Si los timbales y los tambores pudieran hablar, estoy fervientemente convencido que preguntarían por Celia Cruz. La Guarachera –que así llamaban a Celia– fue todo una personalidad, un huracán de emociones, un terremoto que puso Cuba patas arriba. Nació en La Habana en 1925, y no se le conoce como la Reina de la Salsa por azar, sino por toda una vida volcada a su voz y a su tierra. Pero en este texto, me gustaría contaros una anécdota, algo que me hizo pensar que la sonrisa de Celia escondió algo de melancolía durante muchos años.

En 1960 y en pleno auge de la revolución cubana, dirigida por Fidel Castro, Celia Cruz cumple con un contrato en México sin saber que nunca jamás volvería a pisar su amada Cuba. El gobierno castrista fichó a todos aquellos cubanos que cumplían contratos laborales en el extranjero y los condenó moralmente a no poder volver a su país, y entre todos aquellos compatriotas, se encontraba la joven Celia de 35 años.

Una vez en México, Simón Cruz, el padre de la cantante, fallece y La Guarachera pide al gobierno cubano poder regresar para despedirse de él. La negativa del gobierno de Fidel Castro hundió a una joven que desconocía que en 1962, apenas dos años después, tiene que soportar la enfermedad y posterior muerte de su madre, de nuevo en el horizonte. Paralelamente, Celia Cruz ya se habría ganado su puesto en lo alto de Los Ángeles, ya era una celebridad en los Estados Unidos, pero aunque toda América la idolatraba, desde la Patagonia argentina hasta el Estrecho de Bering, ella nunca pensó en California, ni en Arizona ni en Hollywood, sino en Cuba.

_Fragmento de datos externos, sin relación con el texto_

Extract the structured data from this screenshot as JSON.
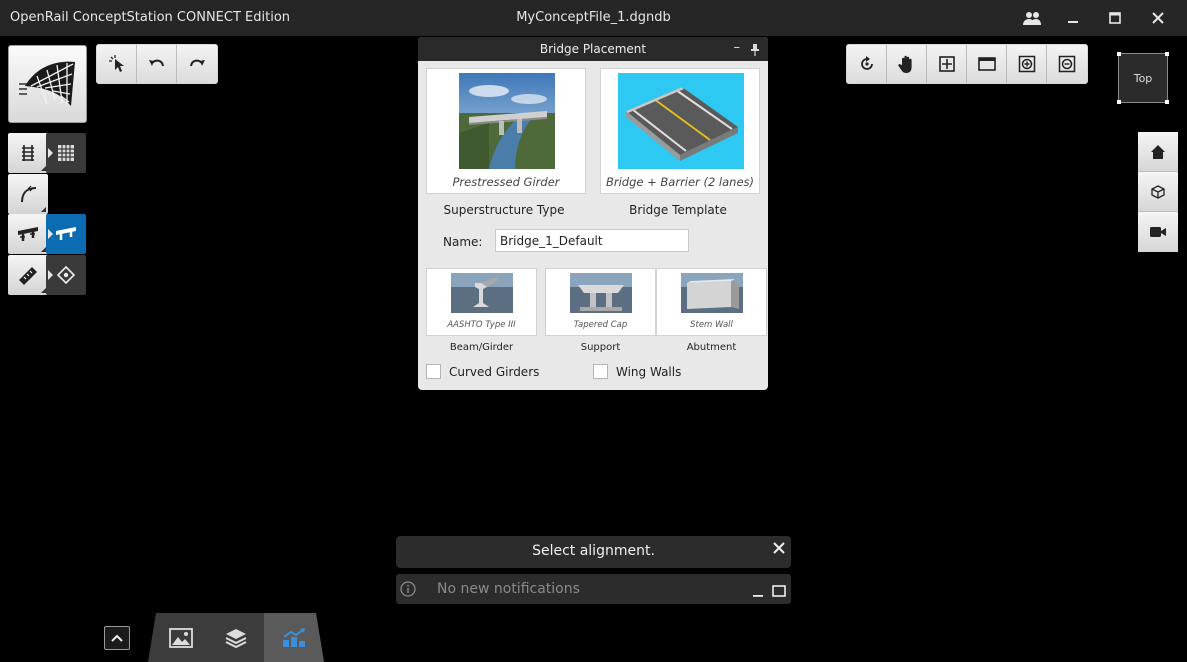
{
  "titlebar": {
    "app_title": "OpenRail ConceptStation CONNECT Edition",
    "file_title": "MyConceptFile_1.dgndb",
    "buttons": [
      "users-icon",
      "minimize-icon",
      "maximize-icon",
      "close-icon"
    ]
  },
  "toolbars": {
    "edit": [
      "select-icon",
      "undo-icon",
      "redo-icon"
    ],
    "view": [
      "rotate-icon",
      "pan-hand-icon",
      "fit-view-icon",
      "window-area-icon",
      "zoom-in-icon",
      "zoom-out-icon"
    ]
  },
  "view_cube": {
    "label": "Top"
  },
  "right_tools": [
    "home-icon",
    "cube-view-icon",
    "camera-icon"
  ],
  "dialog": {
    "title": "Bridge Placement",
    "superstructure": {
      "caption": "Prestressed Girder",
      "label": "Superstructure Type"
    },
    "template": {
      "caption": "Bridge + Barrier (2 lanes)",
      "label": "Bridge Template"
    },
    "name_label": "Name:",
    "name_value": "Bridge_1_Default",
    "components": [
      {
        "caption": "AASHTO Type III",
        "label": "Beam/Girder"
      },
      {
        "caption": "Tapered Cap",
        "label": "Support"
      },
      {
        "caption": "Stem Wall",
        "label": "Abutment"
      }
    ],
    "checkboxes": [
      {
        "label": "Curved Girders",
        "checked": false
      },
      {
        "label": "Wing Walls",
        "checked": false
      }
    ]
  },
  "prompt": {
    "text": "Select alignment."
  },
  "notifications": {
    "text": "No new notifications"
  },
  "colors": {
    "accent": "#0b6cb4",
    "titlebar": "#262626",
    "background": "#000000"
  }
}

En 1990, ya con una estrella en el Paseo de la Fama de Hollywood, el gobierno de Estados Unidos le invitó a realizar una presentación en la base naval de Guantánamo, territorio estadounidense dentro de la isla de Cuba. Sería la primera vez que pisaría su tierra origen. En aquel viaje en avión hasta Guantánamo, recordó a su padre, a su madre y añoró su infancia y adolescencia en su patria.

Después de cantar Cuando salí de Cuba, entre otras canciones, los paparazzis cazaron como Celia se dirigió a la valla que separaba el territorio estadounidense de Cuba. En la fotografía, se puede ver cómo la cantante introduce su mano dentro de la cerca, agarra un poco de tierra cubana con sus manos y la mete en una bolsa. Su pena por no volver a su país duró toda su vida, porque no volvió. Ese trozo de tierra era lo único que le quedaba del país que la vio nacer, ese mismo país que, por culpa directa del gobierno, censuró su imagen en la televisión y todas sus canciones en la radio. El gobierno prohibió a los cubanos escuchar a su cubana más querida y admirada en todo el planeta, desde México hasta la China.

Perdió la batalla contra el cáncer en 2003, después de mucho tiempo intentando ganar esa guerra con su ¡azúcar! particular. Su cuerpo ni se despidió, ni se enterró en Cuba, y en Miami acudieron rostros conocidos, grandes nombres de la música. Le depositaron esa tierra que recogió en 1990 en Guantánamo encima de su féretro en señal de que Cuba había vuelto a ella y no al contrario. Y así se fue, envuelta en Cuba, y el pueblo se despidió de ella resentido por no haberla visto ni oído en su país.

La política y la miseria humana hicieron que toda una nación llorara de rabia por no haberla presenciado en directo en mucho tiempo. Seguramente ahora, en 2020 y después de tanto tiempo, los guacamayos, las serpientes, las aves rapaces junto a los demás animales y los grandes pinos, palmeras y montañas de las selvas más endémicas de la isla se sigan preguntando: ¿dónde fue Celia? Quizá le pueda responder el Sol, que la estará oteando desde allí arriba, que Celia Cruz se fue del mundo porque perdió la perla de la vida. Pero ojalá hablara el Sol, para así poder decirle a esas selvas que estén tranquilas porque aunque ella no volvió a Cuba, Cuba volvió a ella.